Genel

BİLİMSEL VE ÜTOPİK SOSYALİZM AYIRIMI!

Umut İLERİ

Ütopik Sosyalizm ile Bilimsel Sosyalizm arasındaki en temel ayırım, Ütopik Sosyalizm’in İradeci olması, olaylardaki ya da olgulardaki Nesnelliği yok saymasıdır.
İradeyi temel alan ve İRADEYLE toplumsal gelişimi açıklamaya çalışan Ütopik Sosyalizm, insanın Yabancılaşmasına, insana aykırı faaliyetlerin ortaya çıkmasına neden olan maddi koşulları ortadan
kaldırmadan, salt İradi olarak insanın Özgürleşeceğini savunur.
Bu bağlamda Metafizikçidir, bu bağlamda İDEALİSTTİR.

Marks, “Bakunin’in Devlet Ve Anarşi Kitabı Üzerine Düşünceler” adlı kitabında şunları söyler.
“Bakunin toplumsal devrim konusunda hiç bir fikre sahip değil, yalnızca bu devrimin siyasal laflarını biliyor; bu devrimin ekonomik koşullarının onun için hiç bir anlamı yok. Bundan önceki ister gelişmiş ister, gelişmemiş, bütün ekonomik biçimlerin işçinin(ister ücretli işçi, isterköylü, vb biçiminde olsun) köleleştirilmesini içermesinden ötürü, bir köklü devrimin bütün bu biçimler altında aynı derecede mümkün olduğuna inanıyor.  …Bakunin’in toplumsal devriminin temeli,ekonomik koşullar değil,iradedir.”

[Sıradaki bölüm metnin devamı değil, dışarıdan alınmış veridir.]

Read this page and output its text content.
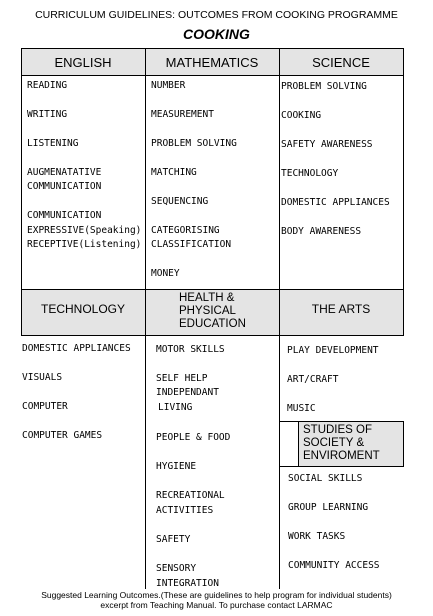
CURRICULUM GUIDELINES: OUTCOMES FROM COOKING PROGRAMME
COOKING
ENGLISH	MATHEMATICS	SCIENCE
READING
WRITING
LISTENING
AUGMENATATIVE
COMMUNICATION
COMMUNICATION
EXPRESSIVE(Speaking)
RECEPTIVE(Listening)
NUMBER
MEASUREMENT
PROBLEM SOLVING
MATCHING
SEQUENCING
CATEGORISING
CLASSIFICATION
MONEY
PROBLEM SOLVING
COOKING
SAFETY AWARENESS
TECHNOLOGY
DOMESTIC APPLIANCES
BODY AWARENESS
TECHNOLOGY
HEALTH &
PHYSICAL
EDUCATION
THE ARTS
DOMESTIC APPLIANCES
VISUALS
COMPUTER
COMPUTER GAMES
MOTOR SKILLS
SELF HELP
INDEPENDANT
LIVING
PEOPLE & FOOD
HYGIENE
RECREATIONAL
ACTIVITIES
SAFETY
SENSORY
INTEGRATION
PLAY DEVELOPMENT
ART/CRAFT
MUSIC
STUDIES OF
SOCIETY &
ENVIROMENT
SOCIAL SKILLS
GROUP LEARNING
WORK TASKS
COMMUNITY ACCESS
Suggested Learning Outcomes.(These are guidelines to help program for individual students)
excerpt from Teaching Manual. To purchase contact LARMAC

Ütopik Sosyalistler için Devrim, var olan Nesnellikten bağımsız İradeye bağımlı olduğu için, Devrim’in ekonomik koşullarla, üretici güçlerin gelişimi ile, bu üretici güçlerin verili üretim ilişkileri ile olan bağını yok sayarlar.
Bu nedenle de onlar için Kapitalizme uğramadan da, tarihsel gelişimin herhangi bir aşamasında Komünizme geçilebilir.
Bunun için inanmış, iyi örgütlenmiş bir SİYASAL İRADE yeterlidir.
Oysa Sosyalizmi Bilimsel yapan ve onu Ütopik olmaktan kurtaran, Devrimin üretici güçlerle, üretim ilişkileri arasındaki zorunlu uygunluk yasasının bozulması sonucuna dayandığı gerçeğidir.

Sınıf Mücadelesini yadsıyanların,işçi sınıfının devrimdeki özne rolünü görmezden gelenlerin varacakları ve kendi çıkmazlarını örtecekleri son durakları Köy Komünleridir.
Onlar Köy Komünleri ile Komünizme varmayı düşünürler.
Örnek olarak ,Marks’ın Vera Zasuliçe yazdığı mektubu gösterirler.
Marks ,o mektupta şu cümleyi kullanır :”Kapitalist üretim tarzının gelişmesinin tarihsel olarak kaçınılmaz olması, sonuç olarak ve açıkça, Batı-Avrupa’yla sınırlıdır.”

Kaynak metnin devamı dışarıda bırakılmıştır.